Now that we have the data we want, we can export the columns of interest to CSV.

export_df <- player_df %>% 
  select(-c(1, 4:10, 12, 13)) %>% 
  select(c(1, 3, 2, 4, 5)) 

write_csv(export_df, 'chess_players.csv')
player_name player_state total_pts pre_rating avg_opp_pre_rating
GARY HUA ON 6.0 1794 1605.29
DAKSHESH DARURI MI 6.0 1553 1469.29
ADITYA BAJAJ MI 6.0 1384 1563.57
PATRICK H SCHILLING MI 5.5 1716 1573.57
HANSHI ZUO MI 5.5 1655 1500.86
HANSEN SONG OH 5.0 1686 1518.71

Conclusion

Calculating the pre-rating difference between the player and average player rating, we can see some players had a tougher road to reach the top in total points earned.
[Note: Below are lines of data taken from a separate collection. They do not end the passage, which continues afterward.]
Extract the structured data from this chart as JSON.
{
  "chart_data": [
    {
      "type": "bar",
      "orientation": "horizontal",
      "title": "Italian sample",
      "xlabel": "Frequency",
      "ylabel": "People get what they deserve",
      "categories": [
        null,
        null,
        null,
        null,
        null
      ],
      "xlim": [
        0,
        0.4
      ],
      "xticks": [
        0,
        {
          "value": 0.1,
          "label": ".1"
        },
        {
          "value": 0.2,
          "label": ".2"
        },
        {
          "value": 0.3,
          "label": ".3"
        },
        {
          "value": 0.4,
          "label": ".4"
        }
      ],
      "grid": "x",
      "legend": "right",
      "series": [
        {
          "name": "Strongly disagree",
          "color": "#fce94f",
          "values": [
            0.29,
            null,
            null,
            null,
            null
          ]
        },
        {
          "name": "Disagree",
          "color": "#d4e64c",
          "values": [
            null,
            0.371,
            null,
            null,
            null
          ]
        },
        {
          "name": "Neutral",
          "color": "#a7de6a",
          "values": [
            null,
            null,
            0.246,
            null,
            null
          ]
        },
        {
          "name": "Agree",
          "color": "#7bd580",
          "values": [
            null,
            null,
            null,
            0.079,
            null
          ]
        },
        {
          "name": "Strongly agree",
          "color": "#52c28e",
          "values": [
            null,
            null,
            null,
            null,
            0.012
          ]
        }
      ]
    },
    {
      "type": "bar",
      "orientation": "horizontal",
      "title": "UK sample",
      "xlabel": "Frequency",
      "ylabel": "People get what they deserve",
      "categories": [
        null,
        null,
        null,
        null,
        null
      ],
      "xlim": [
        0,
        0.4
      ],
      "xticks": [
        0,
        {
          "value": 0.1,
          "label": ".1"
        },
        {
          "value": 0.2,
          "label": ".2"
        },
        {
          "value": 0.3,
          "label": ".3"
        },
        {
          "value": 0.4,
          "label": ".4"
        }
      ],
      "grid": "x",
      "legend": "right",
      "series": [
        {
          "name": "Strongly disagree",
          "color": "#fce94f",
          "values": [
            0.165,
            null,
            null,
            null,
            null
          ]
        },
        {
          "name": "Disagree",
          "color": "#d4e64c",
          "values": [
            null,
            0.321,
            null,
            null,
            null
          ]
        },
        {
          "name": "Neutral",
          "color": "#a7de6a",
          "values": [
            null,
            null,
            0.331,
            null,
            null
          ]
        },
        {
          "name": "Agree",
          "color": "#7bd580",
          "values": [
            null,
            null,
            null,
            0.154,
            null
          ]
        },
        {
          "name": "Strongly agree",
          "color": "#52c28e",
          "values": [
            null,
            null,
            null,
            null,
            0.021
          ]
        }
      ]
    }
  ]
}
Aditya Bajaj had the largest difference of almost -180 pre-rating to their average opponent, yet collected 6.0 total points.

player_name player_state total_pts rating_diff
ADITYA BAJAJ MI 6.0 -179.57
DAKSHESH DARURI MI 6.0 83.71
GARY HUA ON 6.0 188.71
PATRICK H SCHILLING MI 5.5 142.43
HANSHI ZUO MI 5.5 154.14
STEFANO LEE ON 5.0 -112.14
HANSEN SONG OH 5.0 167.29
DINH DANG BUI ON 4.0 92.57
ALAN BUI ON 4.0 149.14

Recommendations

Reviewing the methods used, alternatives along the way could have been done. Utilizing regular expressions and creating flexibility on the column headers. This would allow us to create a DataFrame that collected all the data provided in long format.